Efficiencies in scheduling and staffing also emerge when a doctor and the team can dedicate days to small or large animals. For example, when our caseload couldn’t support a full-time large animal veterinarian each day, we blocked a couple of hours first thing in the morning for haul-in appointments before starting small animal appointments. Then we blocked a couple of hours at the tail end of the day and into the early evening for farm calls. In addition, Friday was a large animal day. I don’t recommend what we did as a long-term solution, but it’s an example of how we grew the caseload to the point where we could support a large animal veterinarian each day.

“You can’t make a career out of mixed animal practice.” Au contraire. The considerations, strategies and resources I mentioned can refine the viability of mixed and small animal practices. There’s no one-size-fits-all approach, and I didn’t go into every strategy or tool, but what I outlined is a start. Success — as defined by financial stability, life in and out of the hospital, the ability to serve your community and the opportunity to build something sustainable — is within reach of every aspiring and existing practice owner.

ANOTHER TIP

To give clients the maximum time and improve efficiency, consider staggered appointments. That means switching from one daily schedule column per doctor to two or three columns.
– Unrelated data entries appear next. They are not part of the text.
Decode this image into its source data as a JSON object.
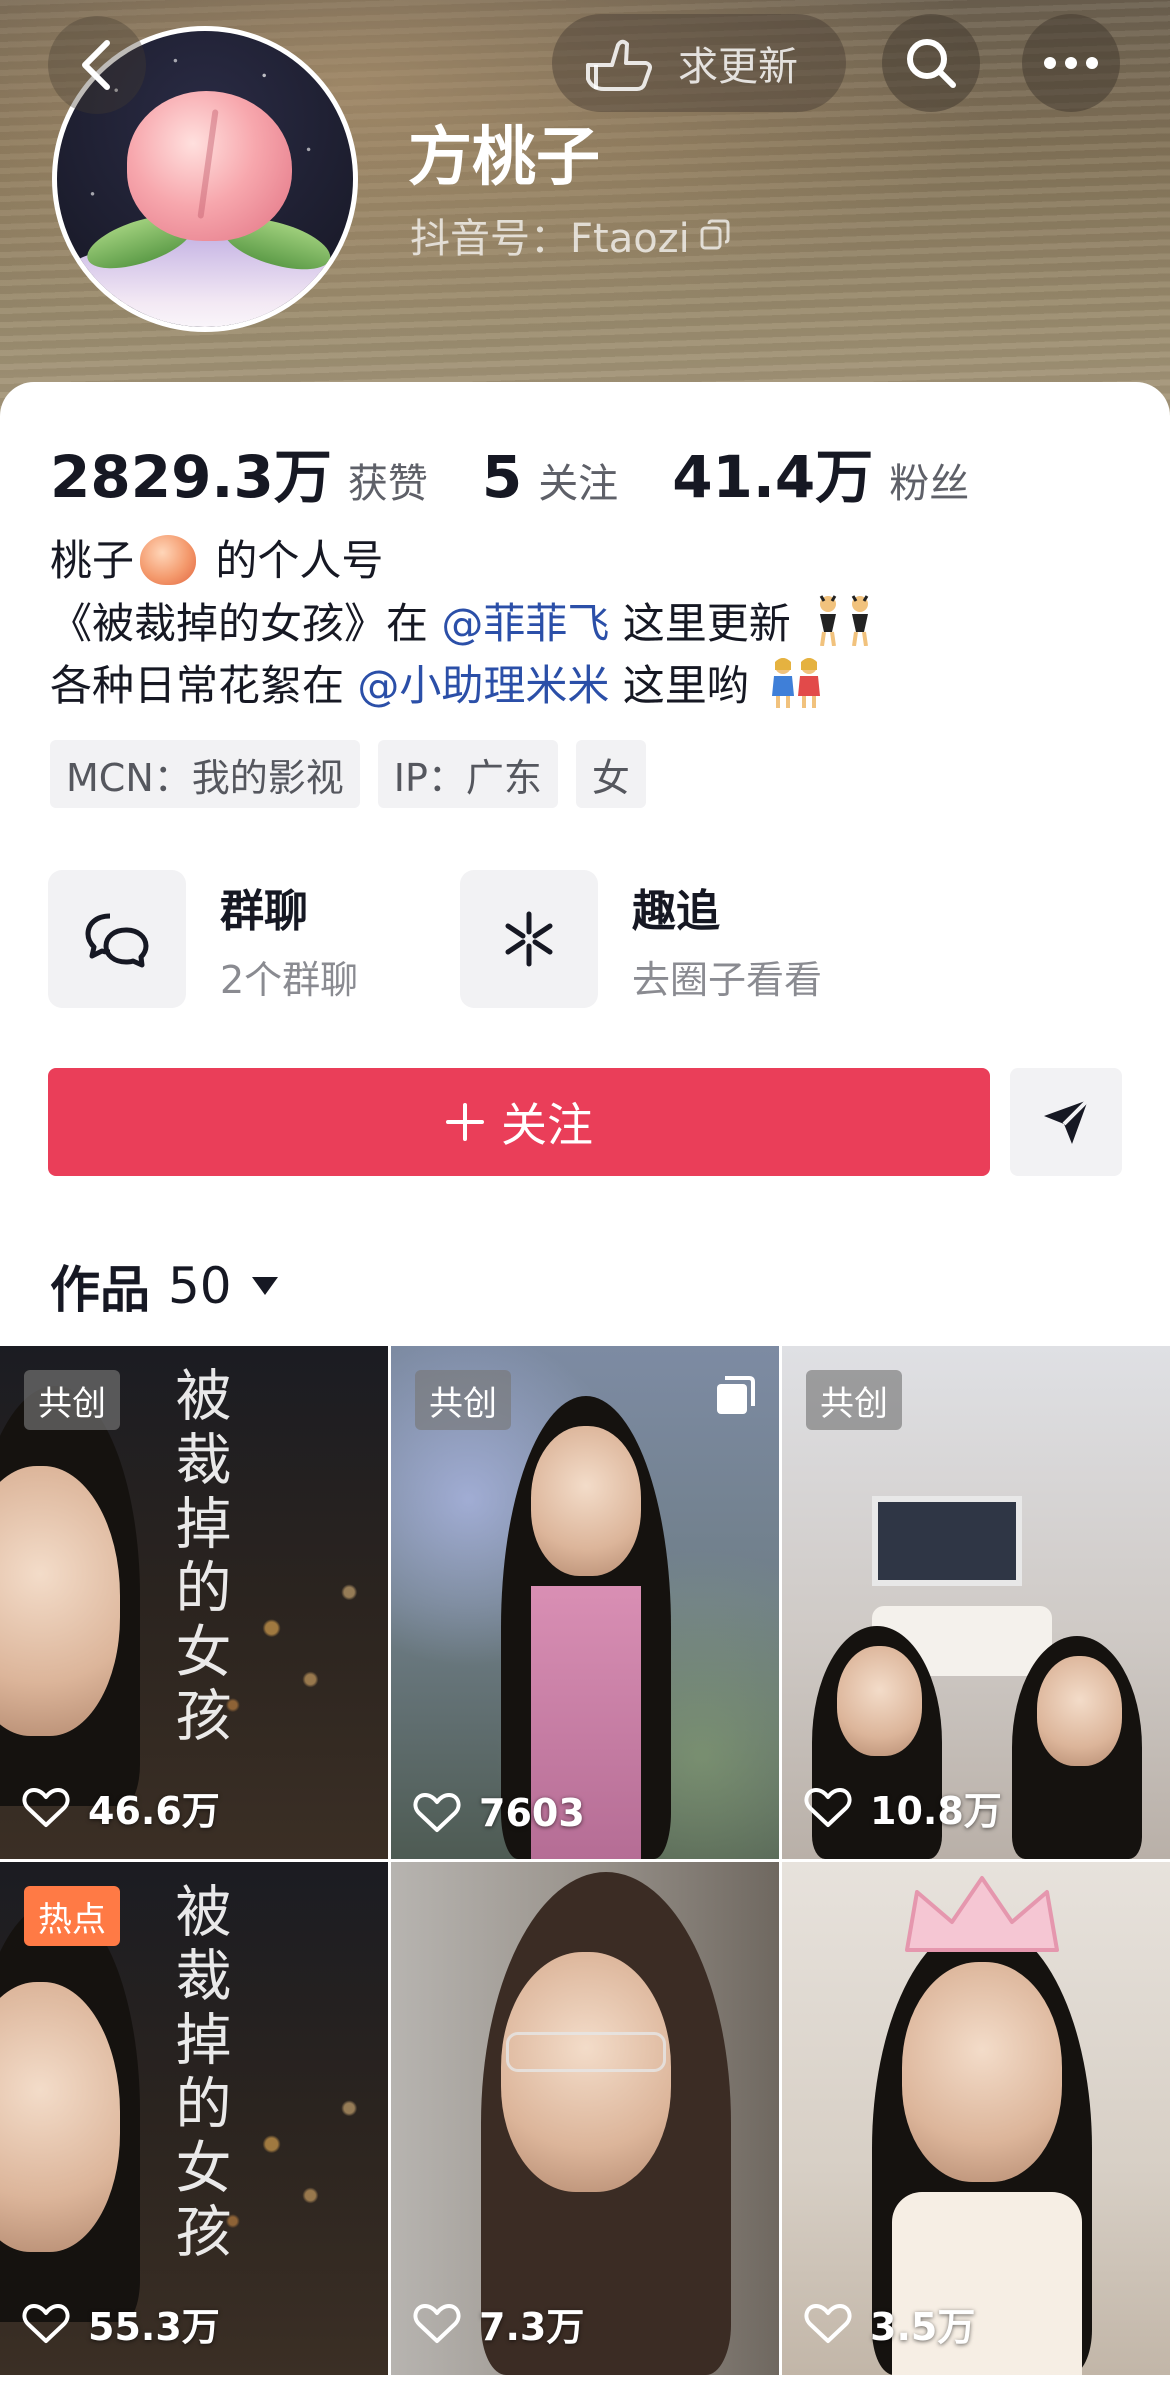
{
  "header": {
    "update_label": "求更新",
    "name": "方桃子",
    "douyin_id": "抖音号：Ftaozi"
  },
  "stats": {
    "likes_value": "2829.3万",
    "likes_label": "获赞",
    "following_value": "5",
    "following_label": "关注",
    "followers_value": "41.4万",
    "followers_label": "粉丝"
  },
  "bio": {
    "line1_prefix": "桃子",
    "line1_suffix": "的个人号",
    "line2_prefix": "《被裁掉的女孩》在",
    "line2_mention": "@菲菲飞",
    "line2_suffix": "这里更新",
    "line3_prefix": "各种日常花絮在",
    "line3_mention": "@小助理米米",
    "line3_suffix": "这里哟"
  },
  "tags": [
    "MCN：我的影视",
    "IP：广东",
    "女"
  ],
  "features": {
    "group_title": "群聊",
    "group_sub": "2个群聊",
    "follow_title": "趣追",
    "follow_sub": "去圈子看看"
  },
  "actions": {
    "follow_label": "关注"
  },
  "works": {
    "label": "作品",
    "count": "50"
  },
  "grid": [
    {
      "badge": "共创",
      "likes": "46.6万",
      "overlay": "被裁掉的女孩"
    },
    {
      "badge": "共创",
      "likes": "7603",
      "overlay": ""
    },
    {
      "badge": "共创",
      "likes": "10.8万",
      "overlay": ""
    },
    {
      "badge": "热点",
      "likes": "55.3万",
      "overlay": "被裁掉的女孩"
    },
    {
      "badge": "",
      "likes": "7.3万",
      "overlay": ""
    },
    {
      "badge": "",
      "likes": "3.5万",
      "overlay": ""
    }
  ],
  "colors": {
    "accent": "#ea3e59",
    "mention": "#2b4fa8",
    "hot_badge": "#ff7a45"
  },
  "icons": [
    "back-icon",
    "hand-point-icon",
    "search-icon",
    "more-icon",
    "copy-icon",
    "chat-icon",
    "spark-icon",
    "plus-icon",
    "send-icon",
    "triangle-down-icon",
    "heart-icon"
  ]
}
For those unfamiliar with staggered appointments, which are not the same as double-booking, the first 30-minute appointment might start at 8:30 a.m. and the second at 8:45. No. 3 is at 9 and No. 4 at 9:15.

The key to making everything work and not compromising client relationships or the quality of care is having an appropriate number of exam rooms and team members. A veterinarian can serve more patients when a hospital has the optimum physical plant and doctor-to-staff ratio. A doctor can rotate between two exam rooms while being supported by a technical team of three or four people. All that can keep the day on track.